With the end of the commodities super cycle, Mitsui & Co. is focused on turning its core businesses into resilient and stable sources of profit while investing aggressively in promising areas for future growth. The new medium-term management plan "Driving Value Creation" is a roadmap for change.
One year ago, Mitsui & Co. posted the first annual loss in its seven-decade history. However, for the year ended March 31, 2017, the company reported profits of ¥306.1 billion (US$2.7 billion), marking a successful turnaround. "We're headed in the right direction," declares Tatsuo Yasunaga, Mitsui President and CEO.
Yasunaga followed these results by unveiling "Driving Value Creation," a three-year plan designed to maintain this positive trajectory. Defining Mitsui as "43,000 talented professionals who incubate and develop new businesses bolstered by the group's comprehensive strengths and global network," the plan sets out clear financial targets for March 2020: annual profits of ¥440 billion; core operating cash flow of ¥630 billion; and ROE of 10%.
To be sure that Mitsui hits these targets, Yasunaga launched four key initiatives. The first involves strengthening the company's three existing, highly cash-flow-generative business pillars—Resources & Energy, Machinery & Infrastructure, and Chemicals—to generate sustained value. In Resources & Energy, the priority is to minimise volatility by measures like reducing operating costs; applying enhanced IRR criteria to new asset acquisitions; and tackling more greenfield projects where the firm gets to exercise more of its functions and reduce capital expenditure. With a slew of new projects coming on-stream, profits from Resources & Energy are projected to rise 36% by 2020.
In parallel, Mitsui means to increase the contribution from the non-resource—and less volatile—components of its portfolio. Thanks to the imminent completion of several power stations in the Middle East and Asia, and expanded capacity at a Texas bulk liquid storage terminal, Machinery & Infrastructure and Chemicals should lift profits 40% by 2020.
Next-generation Growth Pillars
That's only the start of a more radical rebalancing.
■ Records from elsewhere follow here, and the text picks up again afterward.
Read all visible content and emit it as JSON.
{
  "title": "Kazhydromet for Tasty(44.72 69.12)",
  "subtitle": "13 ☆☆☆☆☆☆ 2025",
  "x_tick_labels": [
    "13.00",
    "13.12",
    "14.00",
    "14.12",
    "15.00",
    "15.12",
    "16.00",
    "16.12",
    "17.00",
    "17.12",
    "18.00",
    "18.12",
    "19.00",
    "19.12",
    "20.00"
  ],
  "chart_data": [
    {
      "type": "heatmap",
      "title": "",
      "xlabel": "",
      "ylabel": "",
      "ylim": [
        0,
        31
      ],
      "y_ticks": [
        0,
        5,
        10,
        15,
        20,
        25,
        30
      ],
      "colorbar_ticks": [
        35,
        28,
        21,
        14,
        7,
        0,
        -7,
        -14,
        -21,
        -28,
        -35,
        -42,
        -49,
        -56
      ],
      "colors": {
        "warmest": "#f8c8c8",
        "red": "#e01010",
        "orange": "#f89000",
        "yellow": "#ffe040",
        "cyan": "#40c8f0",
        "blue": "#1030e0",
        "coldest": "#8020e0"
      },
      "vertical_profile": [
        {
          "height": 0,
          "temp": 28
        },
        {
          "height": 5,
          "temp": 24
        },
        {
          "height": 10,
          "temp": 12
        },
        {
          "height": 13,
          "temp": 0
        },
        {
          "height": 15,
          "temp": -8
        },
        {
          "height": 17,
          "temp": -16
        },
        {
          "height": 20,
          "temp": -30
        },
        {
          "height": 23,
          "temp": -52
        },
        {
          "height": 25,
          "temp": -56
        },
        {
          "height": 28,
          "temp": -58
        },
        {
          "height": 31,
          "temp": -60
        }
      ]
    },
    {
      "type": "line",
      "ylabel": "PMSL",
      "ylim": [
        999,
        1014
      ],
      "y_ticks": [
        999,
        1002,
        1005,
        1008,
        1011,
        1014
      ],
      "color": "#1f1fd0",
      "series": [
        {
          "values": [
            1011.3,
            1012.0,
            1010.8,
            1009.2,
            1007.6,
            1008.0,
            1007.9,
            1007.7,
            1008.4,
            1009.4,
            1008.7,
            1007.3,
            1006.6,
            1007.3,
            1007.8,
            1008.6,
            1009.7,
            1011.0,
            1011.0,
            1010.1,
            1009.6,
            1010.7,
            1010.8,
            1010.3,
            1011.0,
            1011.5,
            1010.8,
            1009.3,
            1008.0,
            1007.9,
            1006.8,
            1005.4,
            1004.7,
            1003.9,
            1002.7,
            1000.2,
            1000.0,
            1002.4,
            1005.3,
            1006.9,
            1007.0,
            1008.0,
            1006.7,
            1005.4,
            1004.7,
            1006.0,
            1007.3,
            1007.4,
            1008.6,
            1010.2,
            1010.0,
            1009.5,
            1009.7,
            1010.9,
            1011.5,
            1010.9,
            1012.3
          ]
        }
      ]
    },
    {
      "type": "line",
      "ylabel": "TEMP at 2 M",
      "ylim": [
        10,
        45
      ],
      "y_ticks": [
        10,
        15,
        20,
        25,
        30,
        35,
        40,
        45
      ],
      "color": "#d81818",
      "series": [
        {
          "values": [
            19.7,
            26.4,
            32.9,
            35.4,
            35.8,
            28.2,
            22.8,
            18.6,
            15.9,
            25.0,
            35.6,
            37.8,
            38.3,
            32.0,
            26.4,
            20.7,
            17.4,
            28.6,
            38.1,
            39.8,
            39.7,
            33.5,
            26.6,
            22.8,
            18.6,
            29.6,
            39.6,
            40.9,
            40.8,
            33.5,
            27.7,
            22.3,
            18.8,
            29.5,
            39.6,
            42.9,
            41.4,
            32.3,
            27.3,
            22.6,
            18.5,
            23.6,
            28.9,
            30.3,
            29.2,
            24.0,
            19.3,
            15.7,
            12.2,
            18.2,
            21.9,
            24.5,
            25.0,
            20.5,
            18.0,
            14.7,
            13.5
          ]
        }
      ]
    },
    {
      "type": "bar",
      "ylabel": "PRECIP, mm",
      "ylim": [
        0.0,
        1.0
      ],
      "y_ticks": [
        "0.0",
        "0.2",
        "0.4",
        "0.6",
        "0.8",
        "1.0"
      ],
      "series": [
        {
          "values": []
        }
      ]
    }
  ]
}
According to the second initiative, Mitsui will establish four next-generation growth pillars: Mobility, Healthcare, Nutrition & Agriculture and Retail & Services. All four areas stand to benefit from secular trends, whether revolutionary changes in automobile technology and consumer behavior (Mobility) or the care needs of Asia's increasingly prosperous and ageing demographic (Healthcare).
"We can approach these areas from multiple perspectives because of our comprehensive strengths. In Healthcare, we're building an ecosystem comprising hospitals, clinics, pharmaceutical companies and medical device makers," Yasunaga explains.
Thirty-five percent of Mitsui's cumulative investment until March 2020 will go into these next-generation pillars. And a greater focus on cash flow management is another key initiative. "Cash flow is the best key performance indicator (KPI) for an unpredictable business environment," Yasunaga says. "With it, we can build a robust financial base and allocate capital properly between shareholder returns, investments and debt repayment."
Mitsui Is People
Crucial to realising the first three initiatives is the fourth, which deals with strengthening governance, realising employee potential and reinforcing innovation functions. As regards governance, Yasunaga is bolstering the global perspective and management expertise of Mitsui's board, as exemplified by the recent nomination of Sam Walsh, former Rio Tinto CEO. Meanwhile, the company is introducing flexible working to enable individual employees to work with maximum efficiency and productivity.
The individual is also set to play a crucial role in strengthening Mitsui's ability to innovate. Under a new Internal Business Start-up System, employees can set up, invest in and lead new ventures while tapping Mitsui for support. "We're prepared to step outside conventional investment discipline where appropriate," notes Yasunaga.
That same determination to actively get to grips with change was behind the May appointment of a Chief Digital Officer tasked with deploying technologies like AI and big data to improve internal productivity and develop new businesses.
"Mitsui's DNA is based on open-mindedness, a belief in our people, and 'challenge & innovation,'" concludes Yasunaga. "We have the will and capability to nurture businesses with long lead times. My job is to ensure we keep doing so even as times change."